Codici spiega che la frode ha inizio con un SMS dal solito numero telefonico da cui la correntista riceveva le comunicazioni della banca. Nel messaggio viene comunicato un tentativo di accesso anomalo, con la richiesta di cliccare su un link per confermare i propri dati. Non avendo risposto, la cliente riceve poi una telefonata, da quello che sembra il solito numero dell’istituto, in cui l’operatore, presentatosi come “operatore del centro antifrode”, le suggerisce di accedere all’home banking attraverso il link inviato via SMS.
Convinta della veridicità delle comunicazioni, avvenute tramite contatti riconducibili alla propria banca, la cliente decide di seguire le indicazioni, fino ad arrivare ad un bonifico di 9.900 euro. L’operazione viene autorizzata dietro la rassicurazione del successivo storno, la cui effettuazione viene confermata in un successivo messaggio. Le comunicazioni si concludono con un appuntamento per il giorno successivo per ricevere i nuovi codici di accesso. L’indomani, però, non arriva nessuna chiamata dalla banca. Insospettita, la cliente contatta l’istituto e scopre di essere stata truffata.
«La nostra assistita ha subito effettuato il disconoscimento del bonifico – spiega Ivano Giacomelli, segretario nazionale di Codici – ed ha richiesto la restituzione dei 9.900 euro. Di fronte alla risposta negativa della banca, abbiamo presentato ricorso all’Abf, che ha disposto il rimborso del 50% delle somme. A quel punto abbiamo deciso di andare avanti e ci siamo rivolti al Giudice di Pace, dove siamo riusciti a concludere positivamente questa vicenda. La nostra assistita, infatti, ha ottenuto il rimborso del restante 50% perso nella frode».

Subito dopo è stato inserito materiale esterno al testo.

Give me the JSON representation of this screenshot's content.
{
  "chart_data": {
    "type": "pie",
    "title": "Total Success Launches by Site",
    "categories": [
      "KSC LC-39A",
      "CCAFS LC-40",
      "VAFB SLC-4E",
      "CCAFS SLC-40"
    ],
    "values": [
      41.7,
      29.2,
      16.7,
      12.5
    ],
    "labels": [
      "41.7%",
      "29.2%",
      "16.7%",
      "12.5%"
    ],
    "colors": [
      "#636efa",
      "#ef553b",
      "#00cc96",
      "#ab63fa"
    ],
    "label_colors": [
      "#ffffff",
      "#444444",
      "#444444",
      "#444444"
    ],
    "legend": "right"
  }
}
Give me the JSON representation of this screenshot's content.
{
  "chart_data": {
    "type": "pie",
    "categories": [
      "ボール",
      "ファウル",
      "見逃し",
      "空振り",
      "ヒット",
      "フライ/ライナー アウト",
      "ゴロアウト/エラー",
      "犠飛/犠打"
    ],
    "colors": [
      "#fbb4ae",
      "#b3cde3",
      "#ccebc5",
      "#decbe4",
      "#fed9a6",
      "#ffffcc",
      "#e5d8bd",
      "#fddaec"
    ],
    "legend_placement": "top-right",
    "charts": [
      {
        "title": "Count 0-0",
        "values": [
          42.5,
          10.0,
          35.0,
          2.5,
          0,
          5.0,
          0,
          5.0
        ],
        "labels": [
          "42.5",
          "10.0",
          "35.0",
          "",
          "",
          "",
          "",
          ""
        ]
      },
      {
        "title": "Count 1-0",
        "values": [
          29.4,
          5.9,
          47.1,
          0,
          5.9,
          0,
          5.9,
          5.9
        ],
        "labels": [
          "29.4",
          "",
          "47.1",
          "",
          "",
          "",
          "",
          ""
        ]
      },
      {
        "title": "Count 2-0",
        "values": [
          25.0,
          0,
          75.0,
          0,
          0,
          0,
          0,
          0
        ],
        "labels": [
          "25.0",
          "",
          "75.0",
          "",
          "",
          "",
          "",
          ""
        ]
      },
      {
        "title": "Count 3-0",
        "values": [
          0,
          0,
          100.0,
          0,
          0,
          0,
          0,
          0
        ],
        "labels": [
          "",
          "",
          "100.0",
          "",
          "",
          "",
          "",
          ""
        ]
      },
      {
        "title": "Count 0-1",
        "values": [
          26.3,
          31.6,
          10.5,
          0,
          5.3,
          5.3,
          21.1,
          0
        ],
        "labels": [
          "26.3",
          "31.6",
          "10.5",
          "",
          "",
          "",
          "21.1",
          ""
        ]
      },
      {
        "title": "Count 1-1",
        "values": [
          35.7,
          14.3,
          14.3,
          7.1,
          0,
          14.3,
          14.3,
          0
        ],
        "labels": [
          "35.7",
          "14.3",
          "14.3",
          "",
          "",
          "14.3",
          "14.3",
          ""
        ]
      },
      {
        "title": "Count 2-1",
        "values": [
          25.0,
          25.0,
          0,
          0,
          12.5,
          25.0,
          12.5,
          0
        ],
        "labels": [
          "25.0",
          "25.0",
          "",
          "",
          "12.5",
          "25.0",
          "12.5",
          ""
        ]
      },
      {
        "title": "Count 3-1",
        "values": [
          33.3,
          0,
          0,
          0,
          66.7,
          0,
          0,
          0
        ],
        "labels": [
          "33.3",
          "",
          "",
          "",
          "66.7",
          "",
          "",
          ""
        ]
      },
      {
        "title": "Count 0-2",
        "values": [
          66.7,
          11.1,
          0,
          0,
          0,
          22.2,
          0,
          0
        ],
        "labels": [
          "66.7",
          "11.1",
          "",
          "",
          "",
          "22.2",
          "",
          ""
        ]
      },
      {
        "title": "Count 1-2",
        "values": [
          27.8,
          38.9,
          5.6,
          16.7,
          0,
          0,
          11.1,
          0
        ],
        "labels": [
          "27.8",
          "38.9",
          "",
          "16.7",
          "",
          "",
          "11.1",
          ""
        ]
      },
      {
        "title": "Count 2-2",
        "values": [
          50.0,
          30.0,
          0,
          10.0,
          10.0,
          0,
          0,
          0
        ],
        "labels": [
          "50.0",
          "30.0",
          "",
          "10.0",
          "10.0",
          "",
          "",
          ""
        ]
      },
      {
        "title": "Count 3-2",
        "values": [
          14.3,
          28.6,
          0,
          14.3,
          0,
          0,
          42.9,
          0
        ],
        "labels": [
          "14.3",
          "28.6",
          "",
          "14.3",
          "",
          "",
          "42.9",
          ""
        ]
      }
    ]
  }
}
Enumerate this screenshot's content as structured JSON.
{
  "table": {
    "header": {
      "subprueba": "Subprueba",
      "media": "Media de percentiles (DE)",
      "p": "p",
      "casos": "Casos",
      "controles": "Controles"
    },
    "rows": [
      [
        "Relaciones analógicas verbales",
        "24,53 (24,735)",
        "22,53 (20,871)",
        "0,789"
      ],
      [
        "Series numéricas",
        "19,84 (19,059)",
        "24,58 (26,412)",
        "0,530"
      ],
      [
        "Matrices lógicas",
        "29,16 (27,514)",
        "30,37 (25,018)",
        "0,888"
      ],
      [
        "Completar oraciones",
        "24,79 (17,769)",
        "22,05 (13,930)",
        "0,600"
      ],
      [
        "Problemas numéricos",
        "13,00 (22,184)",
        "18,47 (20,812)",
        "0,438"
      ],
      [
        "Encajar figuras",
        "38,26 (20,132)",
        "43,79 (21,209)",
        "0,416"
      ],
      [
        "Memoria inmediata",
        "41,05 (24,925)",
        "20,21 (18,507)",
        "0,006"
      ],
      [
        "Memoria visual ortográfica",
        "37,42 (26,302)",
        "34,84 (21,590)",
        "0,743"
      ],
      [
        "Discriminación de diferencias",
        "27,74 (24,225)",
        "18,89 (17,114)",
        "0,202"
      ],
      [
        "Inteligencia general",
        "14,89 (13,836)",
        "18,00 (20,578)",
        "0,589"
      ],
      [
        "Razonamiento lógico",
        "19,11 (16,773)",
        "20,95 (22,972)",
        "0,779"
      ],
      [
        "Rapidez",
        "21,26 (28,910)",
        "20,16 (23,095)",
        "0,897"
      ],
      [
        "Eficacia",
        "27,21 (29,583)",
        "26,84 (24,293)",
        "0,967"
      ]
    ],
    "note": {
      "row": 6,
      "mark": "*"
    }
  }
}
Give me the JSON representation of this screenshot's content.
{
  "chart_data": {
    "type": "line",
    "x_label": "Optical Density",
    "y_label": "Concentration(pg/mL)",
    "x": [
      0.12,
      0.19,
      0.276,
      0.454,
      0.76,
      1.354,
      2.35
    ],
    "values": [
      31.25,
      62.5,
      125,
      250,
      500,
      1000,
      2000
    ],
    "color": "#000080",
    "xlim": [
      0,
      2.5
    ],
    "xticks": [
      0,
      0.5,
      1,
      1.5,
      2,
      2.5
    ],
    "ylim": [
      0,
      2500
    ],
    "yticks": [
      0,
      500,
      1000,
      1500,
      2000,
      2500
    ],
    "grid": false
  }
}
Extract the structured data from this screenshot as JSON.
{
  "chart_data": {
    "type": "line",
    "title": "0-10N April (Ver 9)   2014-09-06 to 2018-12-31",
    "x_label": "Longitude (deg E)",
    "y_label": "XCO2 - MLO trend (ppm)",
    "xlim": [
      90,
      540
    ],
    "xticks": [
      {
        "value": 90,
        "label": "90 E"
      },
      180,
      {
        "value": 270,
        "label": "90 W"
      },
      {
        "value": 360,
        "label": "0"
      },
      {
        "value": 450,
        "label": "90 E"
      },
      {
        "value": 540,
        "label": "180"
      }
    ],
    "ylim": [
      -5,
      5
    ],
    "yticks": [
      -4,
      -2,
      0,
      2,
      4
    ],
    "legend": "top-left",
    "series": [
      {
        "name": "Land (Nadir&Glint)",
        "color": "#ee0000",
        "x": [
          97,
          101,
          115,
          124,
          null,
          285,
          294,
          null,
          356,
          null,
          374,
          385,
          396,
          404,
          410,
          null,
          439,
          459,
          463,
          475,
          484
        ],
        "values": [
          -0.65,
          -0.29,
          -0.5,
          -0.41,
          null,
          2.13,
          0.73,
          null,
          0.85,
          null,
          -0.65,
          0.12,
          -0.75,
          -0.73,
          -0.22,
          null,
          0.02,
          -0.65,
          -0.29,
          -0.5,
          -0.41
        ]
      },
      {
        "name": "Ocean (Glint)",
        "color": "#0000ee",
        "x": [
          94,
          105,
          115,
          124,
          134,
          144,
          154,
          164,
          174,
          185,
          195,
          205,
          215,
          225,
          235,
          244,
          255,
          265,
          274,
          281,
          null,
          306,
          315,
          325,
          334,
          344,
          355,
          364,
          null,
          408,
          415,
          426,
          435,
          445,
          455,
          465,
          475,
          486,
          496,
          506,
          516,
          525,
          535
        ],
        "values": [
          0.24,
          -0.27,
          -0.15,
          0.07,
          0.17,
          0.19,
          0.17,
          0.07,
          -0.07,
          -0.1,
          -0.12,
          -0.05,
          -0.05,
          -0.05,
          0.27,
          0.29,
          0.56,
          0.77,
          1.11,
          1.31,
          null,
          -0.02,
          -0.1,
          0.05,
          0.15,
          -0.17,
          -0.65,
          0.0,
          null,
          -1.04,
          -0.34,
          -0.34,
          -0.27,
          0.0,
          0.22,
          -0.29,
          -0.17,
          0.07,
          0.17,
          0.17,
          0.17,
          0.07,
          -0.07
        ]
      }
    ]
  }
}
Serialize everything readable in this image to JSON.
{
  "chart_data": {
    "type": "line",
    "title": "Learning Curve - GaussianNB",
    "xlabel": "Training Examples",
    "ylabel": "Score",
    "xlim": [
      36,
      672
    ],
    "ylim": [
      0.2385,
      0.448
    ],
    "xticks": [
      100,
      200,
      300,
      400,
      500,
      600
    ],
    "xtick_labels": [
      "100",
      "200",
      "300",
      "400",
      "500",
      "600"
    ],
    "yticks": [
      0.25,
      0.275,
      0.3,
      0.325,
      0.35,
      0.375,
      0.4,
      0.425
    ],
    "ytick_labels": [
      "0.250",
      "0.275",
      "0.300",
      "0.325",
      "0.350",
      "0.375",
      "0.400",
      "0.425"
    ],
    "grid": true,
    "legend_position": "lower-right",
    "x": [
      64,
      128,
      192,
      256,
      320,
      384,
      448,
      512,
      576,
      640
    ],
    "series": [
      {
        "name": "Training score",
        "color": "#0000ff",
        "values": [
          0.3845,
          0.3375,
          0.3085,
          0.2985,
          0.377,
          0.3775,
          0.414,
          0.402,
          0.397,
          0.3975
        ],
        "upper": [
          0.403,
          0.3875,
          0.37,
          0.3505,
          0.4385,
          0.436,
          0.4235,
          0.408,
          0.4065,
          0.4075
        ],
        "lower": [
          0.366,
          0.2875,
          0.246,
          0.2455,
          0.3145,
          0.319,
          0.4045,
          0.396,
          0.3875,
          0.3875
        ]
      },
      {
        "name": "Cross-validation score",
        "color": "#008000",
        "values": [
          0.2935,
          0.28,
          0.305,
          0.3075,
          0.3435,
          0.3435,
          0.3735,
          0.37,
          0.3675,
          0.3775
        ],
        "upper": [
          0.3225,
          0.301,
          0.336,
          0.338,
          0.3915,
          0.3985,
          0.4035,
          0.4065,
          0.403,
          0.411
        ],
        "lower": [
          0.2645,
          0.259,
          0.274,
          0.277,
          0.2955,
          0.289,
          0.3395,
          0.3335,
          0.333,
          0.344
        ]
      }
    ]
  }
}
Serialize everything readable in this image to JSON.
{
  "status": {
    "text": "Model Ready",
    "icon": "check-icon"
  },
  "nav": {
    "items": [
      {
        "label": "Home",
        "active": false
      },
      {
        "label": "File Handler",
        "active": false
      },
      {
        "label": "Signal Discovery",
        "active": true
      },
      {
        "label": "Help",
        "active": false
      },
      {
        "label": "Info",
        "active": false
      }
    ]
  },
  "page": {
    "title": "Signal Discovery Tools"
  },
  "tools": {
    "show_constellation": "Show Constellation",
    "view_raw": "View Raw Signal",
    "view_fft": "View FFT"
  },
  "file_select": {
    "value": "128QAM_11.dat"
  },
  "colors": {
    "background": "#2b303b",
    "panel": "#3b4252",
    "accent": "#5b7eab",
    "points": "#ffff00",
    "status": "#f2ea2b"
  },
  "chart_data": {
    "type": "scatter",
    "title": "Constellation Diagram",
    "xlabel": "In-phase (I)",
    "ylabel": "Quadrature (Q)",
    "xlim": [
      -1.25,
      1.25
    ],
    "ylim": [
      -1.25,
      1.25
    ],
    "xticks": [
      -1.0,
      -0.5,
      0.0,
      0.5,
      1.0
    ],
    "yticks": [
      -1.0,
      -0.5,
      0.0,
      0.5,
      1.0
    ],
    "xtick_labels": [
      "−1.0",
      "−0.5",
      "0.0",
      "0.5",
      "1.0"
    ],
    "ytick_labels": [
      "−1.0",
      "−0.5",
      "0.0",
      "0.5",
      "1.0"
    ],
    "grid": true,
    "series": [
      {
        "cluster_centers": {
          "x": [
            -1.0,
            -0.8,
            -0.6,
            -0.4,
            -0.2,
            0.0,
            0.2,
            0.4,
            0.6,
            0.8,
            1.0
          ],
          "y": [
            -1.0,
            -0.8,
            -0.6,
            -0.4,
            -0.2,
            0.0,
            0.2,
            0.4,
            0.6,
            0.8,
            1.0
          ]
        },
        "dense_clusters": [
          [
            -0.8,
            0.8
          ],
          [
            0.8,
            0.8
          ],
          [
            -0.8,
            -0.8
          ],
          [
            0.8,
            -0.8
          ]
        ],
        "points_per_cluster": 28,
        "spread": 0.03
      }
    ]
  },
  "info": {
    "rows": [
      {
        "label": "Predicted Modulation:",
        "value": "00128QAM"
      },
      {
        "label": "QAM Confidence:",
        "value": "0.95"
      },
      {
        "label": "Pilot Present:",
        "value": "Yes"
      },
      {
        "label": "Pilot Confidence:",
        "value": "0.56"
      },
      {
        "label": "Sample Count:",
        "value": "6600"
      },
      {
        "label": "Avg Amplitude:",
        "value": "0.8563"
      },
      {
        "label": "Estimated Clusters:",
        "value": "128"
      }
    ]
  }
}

Codici: recuperare le somme perse è possibile
La sentenza, spiega Codici, ha riconosciuto che la correntista era stata raggirata da un SMS visualizzato sul telefono in coda ai precedenti messaggi provenienti effettivamente dalla sua banca, nonché da una telefonata, che sembrava anch’essa proveniente dal numero telefonico utilizzato dai canali della banca. E questo l’aveva convinta di parlare effettivamente con un incaricato della sezione antifrode del proprio istituto. Nel messaggio non c’erano errori grammaticali che portassero a sospettare della sua autenticità e anche la telefonata era comparsa dal numero con cui di solito la banca la contattava.
«Dal canto suo – prosegue Giacomelli – Ing Bank non ha dimostrato di aver utilizzato tutte le tecniche per impedire che i propri numeri telefonici potessero essere utilizzati fraudolentemente da terzi e non ha fornito prova in merito alle misure di contrasto circa l’avvenuta fuga di dati, circostanza che ha consentito ai truffatori di associare la nostra assistita all’istituto bancario. Siamo ovviamente soddisfatti per l’esito di questa truffa, che siamo riusciti a sventare ottenendo il pieno rimborso per la vittima. Una vittoria che è anche un messaggio per i risparmiatori: bisogna fare attenzione alle comunicazioni che si ricevono dalla banca e, se si cade in trappola, non bisogna arrendersi. Recuperare le somme perse in una frode è possibile, come dimostra questa vicenda».